Parce qu'Elena Cross ne se plaint pas. Elena Cross encaisse. Elena Cross sourit et fait comme si de rien n'était.
Cette nuit-là, elle avait pleuré dans la salle de bains, la tête sous l'eau pour qu'il n'entende pas.
Et le lendemain matin, elle avait préparé son petit-déjeuner comme si de rien n'était.
La veille du troisième anniversaire
Le soleil se levait à peine quand Elena avait entendu Nathaniel parler au téléphone.
Elle ne devait pas écouter. Elle le savait. Mais elle n'avait pas pu s'empêcher.
— Je vais le faire demain. Oui. Elle signera.
Sa voix était calme. Professionnelle. Comme s'il parlait d'une acquisition ou d'une restructuration.
Pas d'un divorce. Pas de la fin d'une histoire.
— Victoria, calme-toi. Je te promets que tout sera réglé.
Victoria.
Le prénom tomba comme une douche glacée.
Elena resta figée dans l'encadrement de la porte, pieds nus sur le parquet froid. Elle aurait dû entrer. Crier. Pleurer. Lui jeter à la figure toutes ces années de sacrifices.
Elle ne fit rien.
Elle retourna dans la cuisine, prépara le café, et quand Nathaniel descendit dix minutes plus tard, elle lui sourit.
Ce sourire.
Toujours ce sourire.
— Tu as bien dormi ?
Il la regarda à peine.
— Oui. Ce soir, on dîne ensemble. J'ai quelque chose à te dire.
Elle hocha la tête.
— D'accord. Je préparerai quelque chose de spécial.
À l'intérieur, une partie d'elle l'Elena Hart qu'elle avait enterrée hurlait.

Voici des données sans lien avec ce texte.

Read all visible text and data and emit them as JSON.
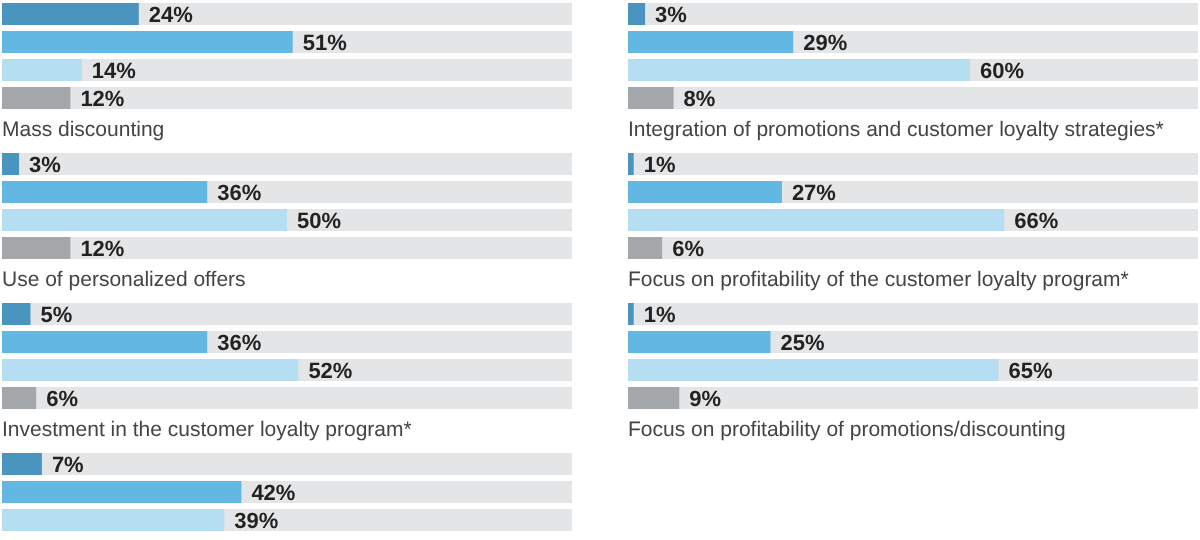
{
  "chart_data": [
    {
      "type": "bar",
      "orientation": "horizontal",
      "xlabel": "Mass discounting",
      "categories": [
        null,
        null,
        null,
        null
      ],
      "values": [
        24,
        51,
        14,
        12
      ],
      "value_labels": [
        "24%",
        "51%",
        "14%",
        "12%"
      ],
      "colors": [
        "#4a95c0",
        "#62b8e3",
        "#b5def3",
        "#a5a8ab"
      ],
      "xlim": [
        0,
        100
      ]
    },
    {
      "type": "bar",
      "orientation": "horizontal",
      "xlabel": "Integration of promotions and customer loyalty strategies*",
      "categories": [
        null,
        null,
        null,
        null
      ],
      "values": [
        3,
        29,
        60,
        8
      ],
      "value_labels": [
        "3%",
        "29%",
        "60%",
        "8%"
      ],
      "colors": [
        "#4a95c0",
        "#62b8e3",
        "#b5def3",
        "#a5a8ab"
      ],
      "xlim": [
        0,
        100
      ]
    },
    {
      "type": "bar",
      "orientation": "horizontal",
      "xlabel": "Use of personalized offers",
      "categories": [
        null,
        null,
        null,
        null
      ],
      "values": [
        3,
        36,
        50,
        12
      ],
      "value_labels": [
        "3%",
        "36%",
        "50%",
        "12%"
      ],
      "colors": [
        "#4a95c0",
        "#62b8e3",
        "#b5def3",
        "#a5a8ab"
      ],
      "xlim": [
        0,
        100
      ]
    },
    {
      "type": "bar",
      "orientation": "horizontal",
      "xlabel": "Focus on profitability of the customer loyalty program*",
      "categories": [
        null,
        null,
        null,
        null
      ],
      "values": [
        1,
        27,
        66,
        6
      ],
      "value_labels": [
        "1%",
        "27%",
        "66%",
        "6%"
      ],
      "colors": [
        "#4a95c0",
        "#62b8e3",
        "#b5def3",
        "#a5a8ab"
      ],
      "xlim": [
        0,
        100
      ]
    },
    {
      "type": "bar",
      "orientation": "horizontal",
      "xlabel": "Investment in the customer loyalty program*",
      "categories": [
        null,
        null,
        null,
        null
      ],
      "values": [
        5,
        36,
        52,
        6
      ],
      "value_labels": [
        "5%",
        "36%",
        "52%",
        "6%"
      ],
      "colors": [
        "#4a95c0",
        "#62b8e3",
        "#b5def3",
        "#a5a8ab"
      ],
      "xlim": [
        0,
        100
      ]
    },
    {
      "type": "bar",
      "orientation": "horizontal",
      "xlabel": "Focus on profitability of promotions/discounting",
      "categories": [
        null,
        null,
        null,
        null
      ],
      "values": [
        1,
        25,
        65,
        9
      ],
      "value_labels": [
        "1%",
        "25%",
        "65%",
        "9%"
      ],
      "colors": [
        "#4a95c0",
        "#62b8e3",
        "#b5def3",
        "#a5a8ab"
      ],
      "xlim": [
        0,
        100
      ]
    },
    {
      "type": "bar",
      "orientation": "horizontal",
      "categories": [
        null,
        null,
        null
      ],
      "values": [
        7,
        42,
        39
      ],
      "value_labels": [
        "7%",
        "42%",
        "39%"
      ],
      "colors": [
        "#4a95c0",
        "#62b8e3",
        "#b5def3"
      ],
      "xlim": [
        0,
        100
      ]
    }
  ]
}
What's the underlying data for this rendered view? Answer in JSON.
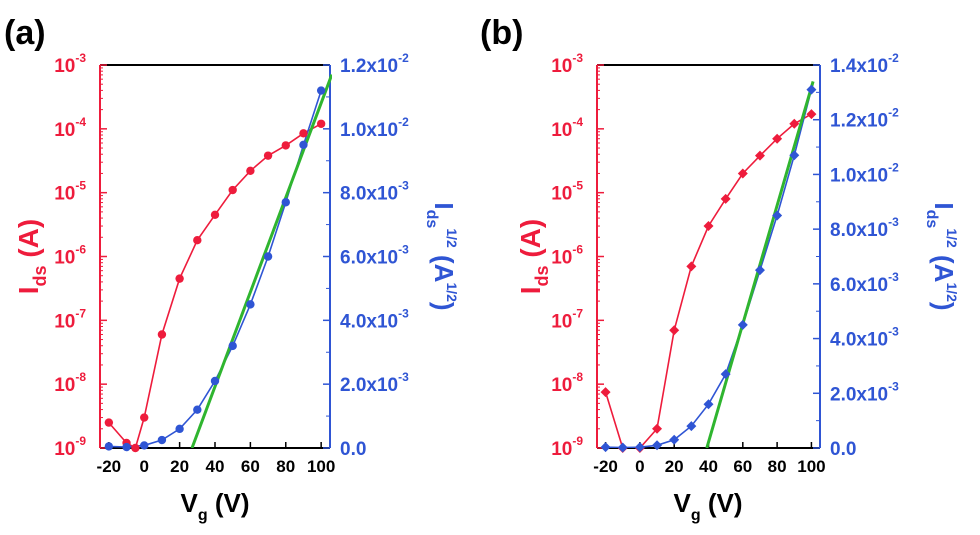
{
  "chart_data": [
    {
      "panel": "(a)",
      "type": "line",
      "xlabel": {
        "main": "V",
        "sub": "g",
        "rest": " (V)"
      },
      "ylabel_left": {
        "main": "I",
        "sub": "ds",
        "rest": " (A)"
      },
      "ylabel_right": {
        "main": "I",
        "sub": "ds",
        "sup": "1/2",
        "rest_open": " (A",
        "rest_sup": "1/2",
        "rest_close": ")"
      },
      "xlim": [
        -25,
        105
      ],
      "x_ticks": [
        "-20",
        "0",
        "20",
        "40",
        "60",
        "80",
        "100"
      ],
      "x_tick_values": [
        -20,
        0,
        20,
        40,
        60,
        80,
        100
      ],
      "y_left_scale": "log",
      "y_left_lim": [
        1e-09,
        0.001
      ],
      "y_left_ticks": [
        {
          "base": "10",
          "exp": "-9"
        },
        {
          "base": "10",
          "exp": "-8"
        },
        {
          "base": "10",
          "exp": "-7"
        },
        {
          "base": "10",
          "exp": "-6"
        },
        {
          "base": "10",
          "exp": "-5"
        },
        {
          "base": "10",
          "exp": "-4"
        },
        {
          "base": "10",
          "exp": "-3"
        }
      ],
      "y_right_lim": [
        0,
        0.012
      ],
      "y_right_ticks": [
        {
          "mant": "0.0",
          "exp": ""
        },
        {
          "mant": "2.0x10",
          "exp": "-3"
        },
        {
          "mant": "4.0x10",
          "exp": "-3"
        },
        {
          "mant": "6.0x10",
          "exp": "-3"
        },
        {
          "mant": "8.0x10",
          "exp": "-3"
        },
        {
          "mant": "1.0x10",
          "exp": "-2"
        },
        {
          "mant": "1.2x10",
          "exp": "-2"
        }
      ],
      "y_right_tick_values": [
        0,
        0.002,
        0.004,
        0.006,
        0.008,
        0.01,
        0.012
      ],
      "series": [
        {
          "axis": "left",
          "color": "#ee1c3c",
          "marker": "circle",
          "x": [
            -20,
            -10,
            -5,
            0,
            10,
            20,
            30,
            40,
            50,
            60,
            70,
            80,
            90,
            100
          ],
          "y": [
            2.5e-09,
            1.2e-09,
            1e-09,
            3e-09,
            6e-08,
            4.5e-07,
            1.8e-06,
            4.5e-06,
            1.1e-05,
            2.2e-05,
            3.8e-05,
            5.5e-05,
            8.5e-05,
            0.00012
          ]
        },
        {
          "axis": "right",
          "color": "#2f55d4",
          "marker": "circle",
          "x": [
            -20,
            -10,
            0,
            10,
            20,
            30,
            40,
            50,
            60,
            70,
            80,
            90,
            100
          ],
          "y": [
            5e-05,
            3e-05,
            8e-05,
            0.00025,
            0.0006,
            0.0012,
            0.0021,
            0.0032,
            0.0045,
            0.006,
            0.0077,
            0.0095,
            0.0112
          ]
        },
        {
          "axis": "right",
          "color": "#2fb52f",
          "marker": "none",
          "x": [
            27,
            106
          ],
          "y": [
            0,
            0.0117
          ]
        }
      ]
    },
    {
      "panel": "(b)",
      "type": "line",
      "xlabel": {
        "main": "V",
        "sub": "g",
        "rest": " (V)"
      },
      "ylabel_left": {
        "main": "I",
        "sub": "ds",
        "rest": " (A)"
      },
      "ylabel_right": {
        "main": "I",
        "sub": "ds",
        "sup": "1/2",
        "rest_open": " (A",
        "rest_sup": "1/2",
        "rest_close": ")"
      },
      "xlim": [
        -25,
        105
      ],
      "x_ticks": [
        "-20",
        "0",
        "20",
        "40",
        "60",
        "80",
        "100"
      ],
      "x_tick_values": [
        -20,
        0,
        20,
        40,
        60,
        80,
        100
      ],
      "y_left_scale": "log",
      "y_left_lim": [
        1e-09,
        0.001
      ],
      "y_left_ticks": [
        {
          "base": "10",
          "exp": "-9"
        },
        {
          "base": "10",
          "exp": "-8"
        },
        {
          "base": "10",
          "exp": "-7"
        },
        {
          "base": "10",
          "exp": "-6"
        },
        {
          "base": "10",
          "exp": "-5"
        },
        {
          "base": "10",
          "exp": "-4"
        },
        {
          "base": "10",
          "exp": "-3"
        }
      ],
      "y_right_lim": [
        0,
        0.014
      ],
      "y_right_ticks": [
        {
          "mant": "0.0",
          "exp": ""
        },
        {
          "mant": "2.0x10",
          "exp": "-3"
        },
        {
          "mant": "4.0x10",
          "exp": "-3"
        },
        {
          "mant": "6.0x10",
          "exp": "-3"
        },
        {
          "mant": "8.0x10",
          "exp": "-3"
        },
        {
          "mant": "1.0x10",
          "exp": "-2"
        },
        {
          "mant": "1.2x10",
          "exp": "-2"
        },
        {
          "mant": "1.4x10",
          "exp": "-2"
        }
      ],
      "y_right_tick_values": [
        0,
        0.002,
        0.004,
        0.006,
        0.008,
        0.01,
        0.012,
        0.014
      ],
      "series": [
        {
          "axis": "left",
          "color": "#ee1c3c",
          "marker": "diamond",
          "x": [
            -20,
            -10,
            0,
            10,
            20,
            30,
            40,
            50,
            60,
            70,
            80,
            90,
            100
          ],
          "y": [
            7.5e-09,
            1e-09,
            1e-09,
            2e-09,
            7e-08,
            7e-07,
            3e-06,
            8e-06,
            2e-05,
            3.8e-05,
            7e-05,
            0.00012,
            0.00017
          ]
        },
        {
          "axis": "right",
          "color": "#2f55d4",
          "marker": "diamond",
          "x": [
            -20,
            -10,
            0,
            10,
            20,
            30,
            40,
            50,
            60,
            70,
            80,
            90,
            100
          ],
          "y": [
            3e-05,
            2e-05,
            3e-05,
            0.0001,
            0.0003,
            0.0008,
            0.0016,
            0.0027,
            0.0045,
            0.0065,
            0.0085,
            0.0107,
            0.0131
          ]
        },
        {
          "axis": "right",
          "color": "#2fb52f",
          "marker": "none",
          "x": [
            39,
            101
          ],
          "y": [
            0,
            0.0134
          ]
        }
      ]
    }
  ]
}
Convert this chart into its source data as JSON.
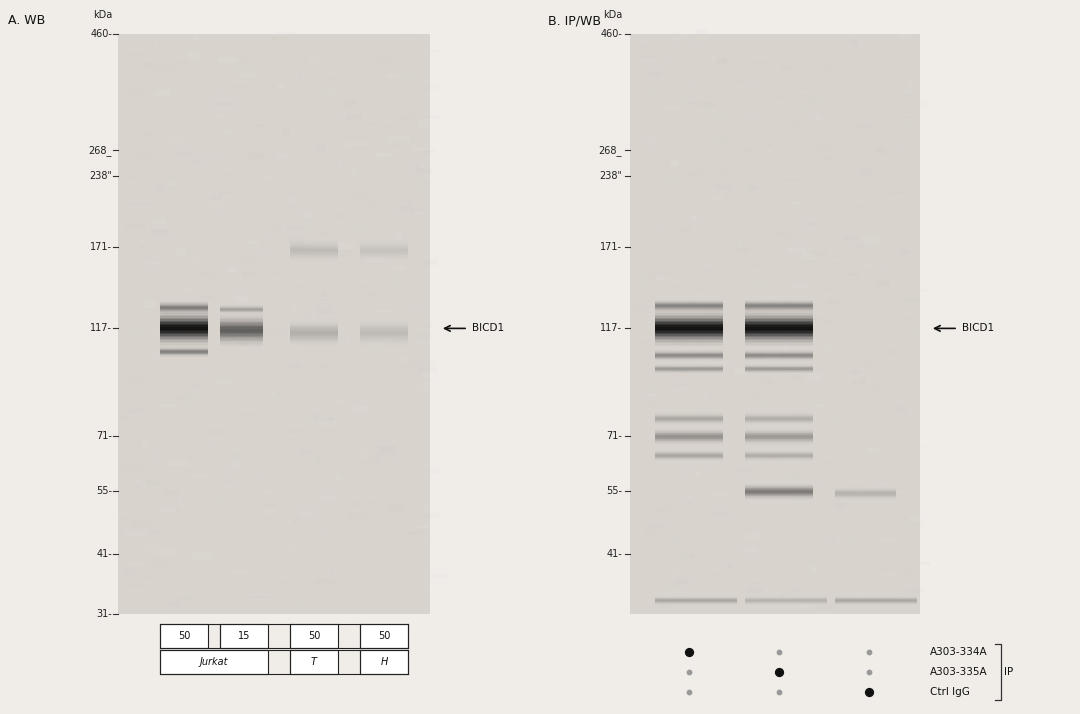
{
  "fig_bg": "#f0ece8",
  "gel_A_bg": "#d4cfc9",
  "gel_B_bg": "#d4cfc9",
  "title_A": "A. WB",
  "title_B": "B. IP/WB",
  "mw_A": [
    460,
    268,
    238,
    171,
    117,
    71,
    55,
    41,
    31
  ],
  "mw_B": [
    460,
    268,
    238,
    171,
    117,
    71,
    55,
    41
  ],
  "mw_dash": {
    "460": "-",
    "268": "_",
    "238": "\"",
    "171": "-",
    "117": "-",
    "71": "-",
    "55": "-",
    "41": "-",
    "31": "-"
  },
  "label_BICD1": "BICD1",
  "label_A303_334A": "A303-334A",
  "label_A303_335A": "A303-335A",
  "label_CtrlIgG": "Ctrl IgG",
  "label_IP": "IP",
  "lane_labels_row1": [
    "50",
    "15",
    "50",
    "50"
  ],
  "lane_labels_row2_left": "Jurkat",
  "lane_labels_row2_mid": "T",
  "lane_labels_row2_right": "H",
  "font_size_title": 9,
  "font_size_mw": 7,
  "font_size_label": 7.5,
  "font_size_annot": 7.5,
  "font_size_lane": 7
}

Mais Elena Cross resta silencieuse.
Comme toujours.
Comme trop souvent.
Et le lendemain soir, elle prépara un rôti, sortit la belle vaisselle, alluma des bougies.
Pour la dernière fois.
Parce que demain, plus jamais, elle ne serait l'épouse invisible.
Demain, Elena Hart renaîtrait de ses cendres.
Mais ce soir encore, elle joua son rôle jusqu'au bout.
Ce soir encore, elle espéra.
Naïve.
Toujours naïve.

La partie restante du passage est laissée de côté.